Rosy:
My apologies, the structure of this post may be a little confused as I had to go to a class part way through writing it and haven't time to start from scratch and make it into comprehensible prose(!!)
I think I've made all the points I intended to, however!
If the primary system for moving water up trees is this convection type system you're proposing, how do the sugars get *up* the trees to the ends of the branches for leaf formation in the spring? According to your model, if there aren't any leaves yet how does the flow get started and worse how does it draw more sugars (and amino acids and whatever else it needs) up than it drops down (which it must in order to construct new leaves)? It's got to use active transport in the phloem.
OK, my understanding of the current model (and I'm in no sense a plant scientist).
In the leaf cells, sugar is produced and water is lost by evaporation from the leaves.
Sugars are transferred by (mainly passive) transport (depending on the concentrations) into the phloem. Given the sugars are already (since they're made in the leaves and moved to other parts of the plant) moving down a concentration gradient, there is no reason for more water to follow them across the cell.
Loss of water from the leaves results in water being drawn up from the roots via the xylae(osmosis).
The sugars want to move to a position of lower energy/higher entropy (and so to places where there is less sugar already). There *is* an energy gain in going downwards, yes, but as Dave points out it isn't actually very big if you're losing a whole load of water at the top. Your Brixham experiment depends on using the weight of the water coming over the top of the loop to draw the water below it up. In order to produce any energy at all the salt/sugar solution has actually to move downwards, which in your model it can't do unless the water which it pulls up follows it straight back down the opposite tube. Indeed, as was pointed out by EL Hemetis, there is before us the evidence of plants quite happily growing with their leaves below their roots. I'm far more convinced by the idea that that concentration effects dominate.
Where is the need for a "simpler" explanation? The current model doesn't strike me as any more complicated than yours (and you have yourself shown that provided there's a sufficient upwards "pull" water can sustain the "tension" required), given that the mechanisms I've outlines are undoubtedly present in generalised cells and therefore presumably in trees.

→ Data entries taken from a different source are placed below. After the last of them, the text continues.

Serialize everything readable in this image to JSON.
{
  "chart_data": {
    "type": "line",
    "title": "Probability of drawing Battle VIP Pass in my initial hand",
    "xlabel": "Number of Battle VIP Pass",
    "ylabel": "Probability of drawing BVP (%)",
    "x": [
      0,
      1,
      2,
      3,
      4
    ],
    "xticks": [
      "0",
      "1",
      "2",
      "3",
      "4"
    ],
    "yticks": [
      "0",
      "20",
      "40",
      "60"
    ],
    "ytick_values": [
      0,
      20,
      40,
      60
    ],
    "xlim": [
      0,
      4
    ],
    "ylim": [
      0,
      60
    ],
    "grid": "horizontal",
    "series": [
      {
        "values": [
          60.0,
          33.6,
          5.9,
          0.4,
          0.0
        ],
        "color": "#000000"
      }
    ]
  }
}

Amber really is just the fossilized stuff. The "amber" people harvest is probably copal, which I *think* is a form of resin.
www.emporia.edu/earthsci/amber/copal.htm
Also, the falling through the floor thing... if I eat too many doughnuts I may fall through the floor. But only by breaking the floor. The only way of applying the same argument to sugar solution is to say that the sieve plates between phloem cells rupture. Which is OK unless the tree's ever going to want to move nutrient solutions "uphill", which is going to require (energy expensive) active transport because as you so rightly say, all other things being equal heavy solutions (and indeed rocks) want to move downwards with gravity *if the thing they're resting on can move out of the way to allow this*.